Mats Alvesson and André Spicer, Metaphors We Lead By: Understanding Leadership in the Real World.
Don Benson
Don Benson
Mats Alvesson and Andre Spicer (2011). Metaphors We Lead By: Understanding Leadership in the Real World. New York: Routledge.
My friend cares a lot about leadership. And therefore so do I. The trouble is that there seems to be more written about leadership than I can make sense of. The deconstruction of leadership with over 104,000 entries that come up on the Amazon search bar and 502,000,000 results from Google set me struggling with the idea and looking for ways to bring it back together.
Consequently, a book that offers the possibility of making sense of leadership intrigued me. The authors start by asserting that Western culture leads us to believe that “whatever the problem, leadership has become the solution”. They go on to notice the “positivist aspirations… a profusion of abstract categories… a thin context-insensitive understanding, and a naïve belief in the objectivity and measurability of a profoundly subjective, local and vague subject of leadership”.
Understanding leadership as they present it is not another deconstruction but rather a connection with metaphoric lenses that can be used by
- Leaders to organize their intention and behavior toward particular types of outcomes;
- Followers to make sense of or attempt to understand what leaders are doing; and most importantly,
- Both leaders and followers to see leadership behavior in relationship to the context.
I connected this book with A Pattern Language by Christopher Alexander and Images of Organizations by Gareth Morgan, because patterns and metaphors are imbedded in our language, culture, and cognitive structures. We use them every day to make sense of the world around us, not always conscious of the ways we do this.

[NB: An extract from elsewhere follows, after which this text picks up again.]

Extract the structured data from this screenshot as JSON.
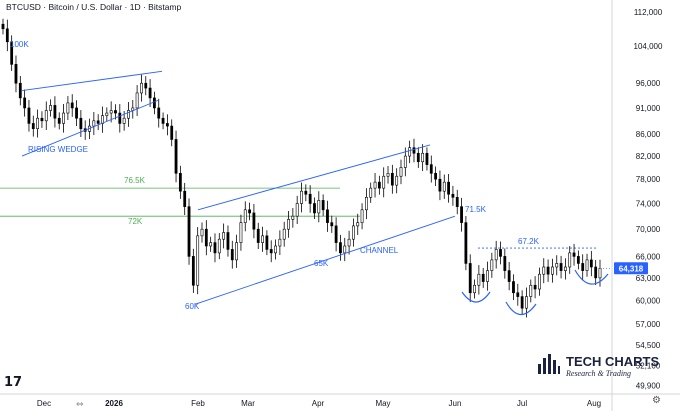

The core of the book explores five metaphors for leadership that stimulated my thinking, sometimes enough to go back and re-read parts (I seldom do this). The metaphors they have selected leaders as saints, as gardeners, as buddies, as commanders, and as cyborgs. The authors expand on each and present them in ways that challenge us to think about our choices, while using language that communicated more effectively to me than much of what I have read and reflected upon as I have taken on leadership roles, or attempted to make sense of intention and behavior of leader’s as I attempted to follow their direction. The editors and chapter authors all are professors from a variety of European, American and Australian universities,
Mats Alvesson and Andre Spicer the editors, Professors at Lund University, Sweden, present two dimensions I had not seen before and that connected strongly with me:
- Recognizing the importance of the relationship of a leadership metaphor with context; and
- Exploring the dark side of each metaphor.
The first is that the needs of organizations change over time and the awareness of and ability to change leadership metaphors, introducing new intention and behavior to a context, can be valuable to those who choose people to fill leadership roles, to chosen people, to followers, coaches, teachers, etc. I particularly appreciated the reference to Jack Welch, who while leading GE saw the needs of the company change over time and changed metaphors in his letters to shareholders.
And, the other side of context is to connect metaphors to the environments in which they developed. Andre Spicer presented the chapter Leaders as commanders: leadership through creating clear direction. Commander behavior developed in highly structured, hierarchical environments. Commanders can present themselves as The Leader of the Charge, The Ass-Kicker, The Antagonize, The Rule Breaker, etc. Bringing Commander behavior into an open business organization can easily find support (in rules based accounting or engineering departments) and be rejected in relative based individual sales departments.
The second dimension is the dark side of metaphors, reminds us of the risk of pushing a metaphor to far. The trap is to portray a leader as a sacred character and not understand how “saints can become cult leaders” or buddies can become ineffectual by focusing on making people feel good, rather than getting the work done. It is simplistic not to recognize that “leaders are not simply all good or all bad”.
Metaphors We Lead By helped me think more deeply about leadership and helped me look more critically at the objective research on leadership. Metaphors provide more of a lens for me now and I appreciate what they help me see as I pay attention to leadership.
About the Author
Don Benson, P.E., has worked as a consultant, manager, coach, and university instructor for over 35 years. His practice is to collaborate with management and staff connecting vision, education, and business requirements in the building of operations capabilities and creating economic value in warehousing and distribution operations.